Today marks a new day in the calendar of Nashville baseball history. Future timelines might read something like this:
“April 17, 2015 – Nashville’s new ballpark, First Tennessee Park, opens in the vicinity of beloved Sulphur Dell. It marks the traditional locale of the city’s baseball history beginning in the 1860s through amateur and professional teams until 1963”
Junie McBride used to tell stories about growing up around Sulphur Dell. He was proud of having been able to warm up Hall of Famer Honus Wagner in the 20s when Pittsburgh came to town for an exhibition game heading north after spring training.
He joked and laughed about sneaking into Sulphur Dell through an ice chute as a youngster long before the ball park was turned around in the opposite direction following the 1926 season. He not only spoke of seeing games at Sulphur Dell and Greer Stadium, he hoped to live to see a new Nashville ballpark.
Negro Leaguer Butch McCord loved to tell his baseball stories, to relate what he experienced and how The Game impacted his life, expressing the pains and joys of baseball but then moving away from the bitterness it brought to him. The ballparks he played in were not always places of baseball glory.
He wanted to see a new ballpark for Nashville, too.
My dad Virgil Nipper gave a history lesson about Sulphur Dell seated next to me on an airplane as we returned from our first visit to Wrigley Field in 2002. The conversation sparked my interest in studying and writing about it.
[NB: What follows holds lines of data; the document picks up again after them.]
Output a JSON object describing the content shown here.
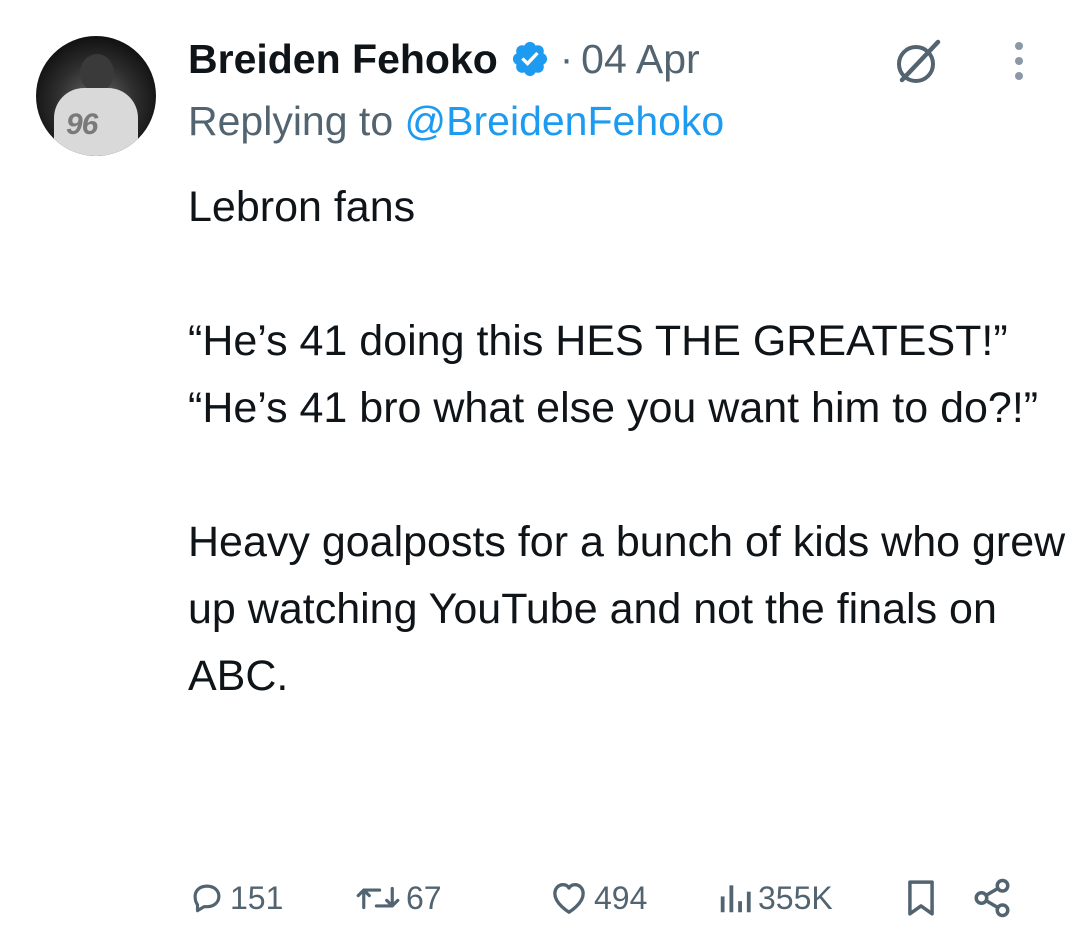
{
  "tweet": {
    "author_name": "Breiden Fehoko",
    "verified": true,
    "separator": "·",
    "date": "04 Apr",
    "reply_prefix": "Replying to",
    "reply_handle": "@BreidenFehoko",
    "body": "Lebron fans\n\n“He’s 41 doing this HES THE GREATEST!”\n“He’s 41 bro what else you want him to do?!”\n\nHeavy goalposts for a bunch of kids who grew up watching YouTube and not the finals on ABC.",
    "avatar_number": "96"
  },
  "actions": {
    "replies": "151",
    "reposts": "67",
    "likes": "494",
    "views": "355K"
  },
  "icons": [
    "verified-badge-icon",
    "grok-icon",
    "more-icon",
    "reply-icon",
    "repost-icon",
    "like-icon",
    "views-icon",
    "bookmark-icon",
    "share-icon"
  ],
  "colors": {
    "text": "#0f1419",
    "secondary": "#536471",
    "accent": "#1d9bf0"
  }
}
A website, a book, a blog and a renewed interest in the history of Nashville baseball were the result.
To Junie, Butch, and dad: I am grateful for your stories. Thank you.
There are two others who are owed a debt of gratitude.
A fan of baseball as well as being mayor of Nashville, Karl Dean has heard stories such as those told to me. Placing the city in a prominent position in the world of minor league baseball was a hard road, as the idea of a new ballpark has gone through a political process that seemed endless.
His vision for a ballpark was kick started when he responded to Nashville Sounds owner Frank Ward’s statement to him on Opening Day at Greer Stadium in 2013, “Let’s go build a ballpark at Sulphur Dell.”
It took only a few words from Dean. “Let’s do it.”
Frank Ward purchased the Nashville ball club in 2009. Herschel Greer Stadium was its home; the ballpark was outdated, rusty, and confined. A new place for his ball club was in order. Four years later he said those words to the mayor and the commitment was off and running.
Mayor Dean and Frank, thank you. My Nashville cap is off to you both, as by working together the ball began to roll towards the completion of the ballpark the citizens and fans deserve.
Today it will be known as the finest minor league ballpark in the land. That’s quite an accomplishment.
In attending tonight’s first game my thoughts will be about so many things. My dad. Junie McBride. Nashville Vols manager Larry Gilbert and Vols owner Fay Murray. Negro Leaguers Jim Zapp, Turkey Stearnes. Jim Gilliam. Larry Schmittou and Farrell Owens and the original owners from the Sounds. Nashville Elite Giants teams. Butch McCord. The Nashville Old Timers. Radio broadcaster Larry Munson. Sports writers Grantland Rice, Fred Russell, and George Leonard. Bat boys and scoreboard operators.
Former Vols Larry Taylor, Roy Pardue, Buddy Gilbert, and Bobby Durnbaugh will be attending, too. It must be a special night for them.
Sadly, Junie McBride and Butch McCord did not live to see this day. But I will take a look around more than once and observe those who are celebrating the most.
We waited a long time for this. We hoped and prayed for this. We looked over the plans, attended meetings, heard the gossip, wondered when, watched the camera, and even held our breath. Through it all, we never gave up.
Frank Ward and Mayor Dean, for all you have done you deserve our thanks. You can claim this ballpark as part of your legacy.
But this ballpark is ours. And we are going to enjoy this for a long, long time.